Node* Tree::FindInsertionPoint(int data, Node * parent) // this should be private
{
    Node* insertPoint = data < parent.getData()
        ? parent->getLeft() 
        : parent->getRight();

    return insertPoint
        ? FindInsertionPoint(data, insertPoint)
        : parent;
}

void Tree::Insert(int data)  // this should be public
{
    if(!root)
    {
        root = new Node(data);
        return;
    }

    Node* parent = FindInsertionPoint(data, root);
    if(data < parent.getData())
        parent->setLeft(new Node(data)); // see comment on Node constructor above
    else
        parent->setRight(new Node(data)); // see comment on Node constructor above
}

Edit:

I'm having difficulties wrapping my head around the recursion.

Look at it like this: to find the insertion point, you know that you need to insert as a child of the left or the right subnode. To insert to the left, you need to insert as a child of the left or the right subnode of the left child of the current node. That is, if you insert to the left, call the find the insertion point part for the left child; otherwise, call the find the insertion point for the right subnode.

What you need to do to define a recursive algorithm:

  • identify the algorithm as it applies to a part of your data (in this case, you need to insert as a child of the left or the right subnode).

  • identify the stopping condition (when is the algorithm stopping?). If you do not, you get infinite recursion and a stackoverflow error :).

  • identify the variable part of the algorithm (this should tell you what parameters your recursive function will have).

utnapistim
+1 for "do this iteratively". I've fixed your iterative code, I didn't read the recursive one. I hope it's correct!
avakar
That's odd, I've been reading stuff on trees and I keep seeing the general concesus to be that, "Recursion with trees is the best way to do it." (CS106 from Stanford I think is one of the sources)Iterative is actually a lot easier to understand as well, I'll try that solution first.
SoulBeaver
@avakar, the recursive code just replaces the while with a recursive version. The rest is the same.
utnapistim
@SoulBeaver, Recursion is easy with trees when you identify the main points of the recursive algorithm (see my **Edit** above).
utnapistim
@SoulBeaver, it depends.

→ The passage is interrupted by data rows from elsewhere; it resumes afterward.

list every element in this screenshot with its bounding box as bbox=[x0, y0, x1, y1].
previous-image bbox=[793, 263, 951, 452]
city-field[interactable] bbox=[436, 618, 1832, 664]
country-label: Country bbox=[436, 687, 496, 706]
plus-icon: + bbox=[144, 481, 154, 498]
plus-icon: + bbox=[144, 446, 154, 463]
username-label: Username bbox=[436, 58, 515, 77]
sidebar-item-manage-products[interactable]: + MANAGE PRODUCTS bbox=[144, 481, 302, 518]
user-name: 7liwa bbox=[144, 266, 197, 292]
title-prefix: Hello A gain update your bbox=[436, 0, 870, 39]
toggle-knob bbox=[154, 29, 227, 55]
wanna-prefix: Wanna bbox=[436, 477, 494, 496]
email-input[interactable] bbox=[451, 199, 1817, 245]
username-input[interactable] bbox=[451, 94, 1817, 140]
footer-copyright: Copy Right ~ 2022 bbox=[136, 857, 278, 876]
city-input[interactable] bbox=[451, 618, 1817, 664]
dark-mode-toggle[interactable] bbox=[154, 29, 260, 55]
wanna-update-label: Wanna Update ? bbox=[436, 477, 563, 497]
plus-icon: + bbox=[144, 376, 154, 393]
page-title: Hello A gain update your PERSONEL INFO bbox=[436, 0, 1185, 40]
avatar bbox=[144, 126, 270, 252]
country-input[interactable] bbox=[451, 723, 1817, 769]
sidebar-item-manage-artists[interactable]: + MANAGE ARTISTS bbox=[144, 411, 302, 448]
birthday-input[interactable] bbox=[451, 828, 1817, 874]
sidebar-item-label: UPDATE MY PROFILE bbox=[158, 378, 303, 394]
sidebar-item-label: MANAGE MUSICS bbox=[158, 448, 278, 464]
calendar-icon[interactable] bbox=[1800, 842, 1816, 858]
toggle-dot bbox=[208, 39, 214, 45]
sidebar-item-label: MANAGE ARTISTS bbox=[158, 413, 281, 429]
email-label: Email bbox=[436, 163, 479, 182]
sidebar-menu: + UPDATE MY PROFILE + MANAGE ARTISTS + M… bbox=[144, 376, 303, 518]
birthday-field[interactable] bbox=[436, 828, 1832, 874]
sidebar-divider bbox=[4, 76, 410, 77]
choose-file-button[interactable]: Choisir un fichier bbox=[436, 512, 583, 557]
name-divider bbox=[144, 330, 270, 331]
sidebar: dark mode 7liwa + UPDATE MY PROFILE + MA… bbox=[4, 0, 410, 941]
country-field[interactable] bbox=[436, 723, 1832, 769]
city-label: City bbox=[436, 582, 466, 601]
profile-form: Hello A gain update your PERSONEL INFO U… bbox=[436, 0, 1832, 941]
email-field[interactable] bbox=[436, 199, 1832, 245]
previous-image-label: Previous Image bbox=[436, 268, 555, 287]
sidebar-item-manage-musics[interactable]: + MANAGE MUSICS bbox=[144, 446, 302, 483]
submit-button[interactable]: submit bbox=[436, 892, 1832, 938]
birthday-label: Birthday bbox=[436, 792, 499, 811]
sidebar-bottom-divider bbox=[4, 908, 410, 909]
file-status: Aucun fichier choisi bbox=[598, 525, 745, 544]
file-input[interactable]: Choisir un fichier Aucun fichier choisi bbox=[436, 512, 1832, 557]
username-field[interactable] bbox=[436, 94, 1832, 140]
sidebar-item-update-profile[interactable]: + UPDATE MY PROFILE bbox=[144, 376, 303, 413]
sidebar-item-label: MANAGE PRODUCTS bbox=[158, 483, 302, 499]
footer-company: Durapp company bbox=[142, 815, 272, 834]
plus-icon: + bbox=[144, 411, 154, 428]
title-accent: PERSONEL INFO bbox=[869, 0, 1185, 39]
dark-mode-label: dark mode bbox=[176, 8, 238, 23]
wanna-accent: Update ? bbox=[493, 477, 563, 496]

You often use recursion when you need to traverse the entire tree. Depth-first search is a good candidate for recursion for example (though I'd be a little cautious in this case as the tree is not balanced). In the case of your code, it's just silly, as you use up O(n) space instead of O(1).
avakar
+1  A: 

Péter gave a perfectly nice example. Only thing I see is that temp->setData(100) should be temp->setData(data);

However, I want to focus on this part:

I'm having difficulties wrapping my head around the recursion.

When you're first introduced to recursion, it can be a little hard to get your mind working that way. We tend to want to think of algorithms as a whole with an ordered list of sequential steps. The best way to get your mind thinking about it is to draw this out. Do it enough and it'll become second nature.

Let's consider Péter's example (ignoring the one slight omission of correcting the setData line). We only have two very simple situations:

1) We're calling insert on a node that exists. In this case, we compare the value we are inserting to the value of the node. If it's greater than the node value, we insert to the right child, otherwise to the left. Now you just repeat the process on the child to which you are inserting.

2) We're calling insert on a node that doesn't exist. In this case, we create the node and set its value to the insertion value. The end: recursion is finished. This is called the base case or general solution because it is where we stop.

That's it - it's actually quite simple. The trick is not to think about what's happening to the tree as a whole, but just one node at a time, and consider all the cases with that one given node. When you can get your mind thinking this way, we find there's only two cases (three if you want to be pedantic, but two general situations).